Where's Waldo?

About 5 years ago, I designed and started teaching CS 105, a computer science course entitled Privacy and Technology. The course grew out of a National Academies study that I had co-chaired, where it became apparent that people who knew about policy often didn’t know about technology, and those that knew about technology had no idea about how policy was made. I thought it would be good to bring the two groups together, and the subject of privacy seemed to be a reasonable place to start. After all, technology (at the time, such things as wireless sensors, RFID tags, and surveillance cameras) was often seen as impinging on privacy, and so the combination of privacy and technology seemed a good place to get people thinking about some of these issues.

I was pretty sure that privacy was going to be an important subject when we started the class (it was always a group effort, started by Michael Smith and me and joined by Latanya Sweeney and a crew of undergraduate and graduate TAs that have all had a hand in shaping the course). We have always let the privacy controversies that were current at the time shape the class (it is one of the only classes I know at Harvard that starts every day with a section on “current events”). But I had no idea that it was going to become as central to the public debate, either at Harvard or in the country, as it has become in the past few months. It seems sort of quaint that we were worried about RFID tags when the class first started, given the worries that we have now.

I’m not sure what I think about the current controversies, either local or national; I’d like to find out a lot more about the facts than I know right now before I come to a conclusion. But I will make a couple of observations, even this early in the game.

The first is that the reason for establishing the course is just as valid now as it was then. Watching the discussions and reading the debates, both local and national, about electronic privacy shows me once again the distance between those who make the policies and laws and those who understand the technology. The policy makers discussions of meta-data, the internet, and database technology is pretty uninformed. But often equally uninformed are the technologists discussions about the law and what guarantees we have or ought to have. The original reason for the course, which is to bring these worlds together, has not disappeared.

My second observation is that all who are in this discussion (and I’m glad to see how many are taking part) might want to think about one of the first distinctions we introduce in the course. This is a distinction between what is immoral, what is illegal, and what is creepy. Something is immoral if it violates an ethical code; this is the purview of philosophers (a group I was part of long ago) and can shed lots of light (or at least lots of distinctions) on the subject. And while we try to base our laws on ethical theories, laws are not able to fully reflect those theories. So the fact that something is immoral doesn’t mean that it is illegal; that is a matter left up to the lawyers and, more particularly, to the judges who interpret the laws. And both of these are different from something being creepy, which is simply a description of an emotional reaction we have to a situation. The fact that this reaction is emotion doesn’t make it any less real, and may be an indicative of the situation breaking some moral code. But it isn’t the same.

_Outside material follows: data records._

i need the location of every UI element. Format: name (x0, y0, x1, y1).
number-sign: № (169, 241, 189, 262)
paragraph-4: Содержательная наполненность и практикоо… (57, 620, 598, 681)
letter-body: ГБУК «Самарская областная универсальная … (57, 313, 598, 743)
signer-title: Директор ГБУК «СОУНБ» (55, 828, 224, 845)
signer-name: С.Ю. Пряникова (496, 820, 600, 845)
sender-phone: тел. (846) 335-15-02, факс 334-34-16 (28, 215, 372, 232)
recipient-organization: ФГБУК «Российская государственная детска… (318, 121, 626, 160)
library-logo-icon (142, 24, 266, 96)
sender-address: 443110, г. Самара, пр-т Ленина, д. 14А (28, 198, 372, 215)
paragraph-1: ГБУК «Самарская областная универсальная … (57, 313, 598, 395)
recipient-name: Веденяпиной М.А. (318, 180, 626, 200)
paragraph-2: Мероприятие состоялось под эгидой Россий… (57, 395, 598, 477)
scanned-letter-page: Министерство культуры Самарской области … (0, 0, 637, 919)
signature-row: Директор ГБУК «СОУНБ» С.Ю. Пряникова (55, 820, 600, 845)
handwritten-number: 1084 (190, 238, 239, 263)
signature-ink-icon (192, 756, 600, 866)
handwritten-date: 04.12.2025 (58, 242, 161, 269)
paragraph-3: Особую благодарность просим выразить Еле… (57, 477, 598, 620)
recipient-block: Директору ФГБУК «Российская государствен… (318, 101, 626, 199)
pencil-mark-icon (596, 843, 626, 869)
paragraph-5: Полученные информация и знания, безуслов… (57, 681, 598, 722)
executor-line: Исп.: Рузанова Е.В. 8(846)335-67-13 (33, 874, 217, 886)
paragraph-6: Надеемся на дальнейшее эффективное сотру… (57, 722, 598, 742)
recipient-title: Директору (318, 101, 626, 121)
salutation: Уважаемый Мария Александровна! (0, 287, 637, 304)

When looking at a supposed privacy violation, it is often reasonable to ask which of these three categories the violation falls into. The government building a database of all of the phone meta-data on all of its citizens is certainly creepy. I don’t know if it is illegal; that would need to be decided by the courts (and I hope it will be at some time in the very near future). And whether or not it is immoral is a much deeper question, having to do with the kinds of tradeoffs that are needed and the underpinnings of your ethics. It is the right question to ask, but it is a difficult one to answer.

The discussions of privacy aren’t about to go away or get any simpler. They are very important, and I’m glad that we are having them. And on a selfish note, they are going to make the next edition of CS 105 (coming up this fall) really interesting.